- Ey lütuf görenler, ferahlanın, sevinin… Ey kahır görenler, bu bir belâdır, gamlanın!
- الصلا ای لطفبینان افرحوا ** البلا ای قهربینان اترحوا
- Ölümü, bir Yusuf gören, canını feda eder, kurt olarak görense yolunu sapıtır!
- هر که یوسف دید جان کردش فدی ** هر که گرگش دید برگشت از هدی
- Oğul, herkesin ölümü, kendi rengindendir.

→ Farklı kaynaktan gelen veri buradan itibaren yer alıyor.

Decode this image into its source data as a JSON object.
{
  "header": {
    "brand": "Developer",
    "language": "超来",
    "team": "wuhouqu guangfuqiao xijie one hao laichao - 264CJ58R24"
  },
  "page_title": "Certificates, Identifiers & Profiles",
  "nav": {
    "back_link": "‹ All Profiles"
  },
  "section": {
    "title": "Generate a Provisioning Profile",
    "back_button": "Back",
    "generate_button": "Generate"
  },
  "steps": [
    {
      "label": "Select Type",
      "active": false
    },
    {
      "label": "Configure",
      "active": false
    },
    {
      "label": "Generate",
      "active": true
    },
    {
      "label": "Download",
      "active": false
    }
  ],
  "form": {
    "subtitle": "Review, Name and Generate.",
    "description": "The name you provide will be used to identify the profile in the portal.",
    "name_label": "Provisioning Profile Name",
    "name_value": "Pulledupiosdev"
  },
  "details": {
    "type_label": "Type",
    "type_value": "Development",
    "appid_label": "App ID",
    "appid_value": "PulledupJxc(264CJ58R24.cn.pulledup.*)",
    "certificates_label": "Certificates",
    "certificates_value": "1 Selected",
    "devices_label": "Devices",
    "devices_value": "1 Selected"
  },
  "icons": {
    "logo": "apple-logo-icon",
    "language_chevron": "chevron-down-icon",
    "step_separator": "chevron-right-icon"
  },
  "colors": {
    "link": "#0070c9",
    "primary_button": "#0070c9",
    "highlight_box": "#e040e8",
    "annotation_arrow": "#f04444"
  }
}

Düşmana düşmandır, dosta dost!
- مرگ هر یک ای پسر همرنگ اوست ** پیش دشمن دشمن و بر دوست دوست
- Ayna Türk’e nazaran güzel renktedir. Zenciye nazaran o da zencidir. 3440
- پیش ترک آیینه را خوش رنگیست ** پیش زنگی آینه هم زنگیست
- Ey can, aklını başına devşir… Ölümden korkup kaçarsın ya… Doğrucası sen, kendinden korkmaktasın.
- آنک میترسی ز مرگ اندر فرار ** آن ز خود ترسانی ای جان هوش دار
- Gördüğün, ölümün yüzü değil, kendi çirkin yüzün, canın ağaca benzer… Ölüm, yaprağıdır.
- روی زشت تست نه رخسار مرگ ** جان تو همچون درخت و مرگ برگ
- İyiyse de senden yetişmiş, yeşermiştir, kötüyse de. Hoş, nahoş… Gönlüne gelen bir şey, senden senin varlığından gelir.
- از تو رستست ار نکویست ار بدست ** ناخوش و خوش هر ضمیرت از خودست
- Bir dikenle yaralanmışsan o dikeni sen dikmişsindir. Atlas olsun, ipek olsun, ne giymişsen kendin eğirmişsindir.
- گر بخاری خستهای خود کشتهای ** ور حریر و قزدری خود رشتهای
- Bil ki iş, ona verilen karşılıkla aynı renkte olmaz. Hiçbir hizmet, o hizmete mukabil verilen şeyle bir renkte değildir. 3445
- دانک نبود فعل همرنگ جزا ** هیچ خدمت نیست همرنگ عطا
- Ücret alanların ücreti, yaptıkları işe benzemez. Çünkü o iş ârazdır, buysa cevher ve ebedî.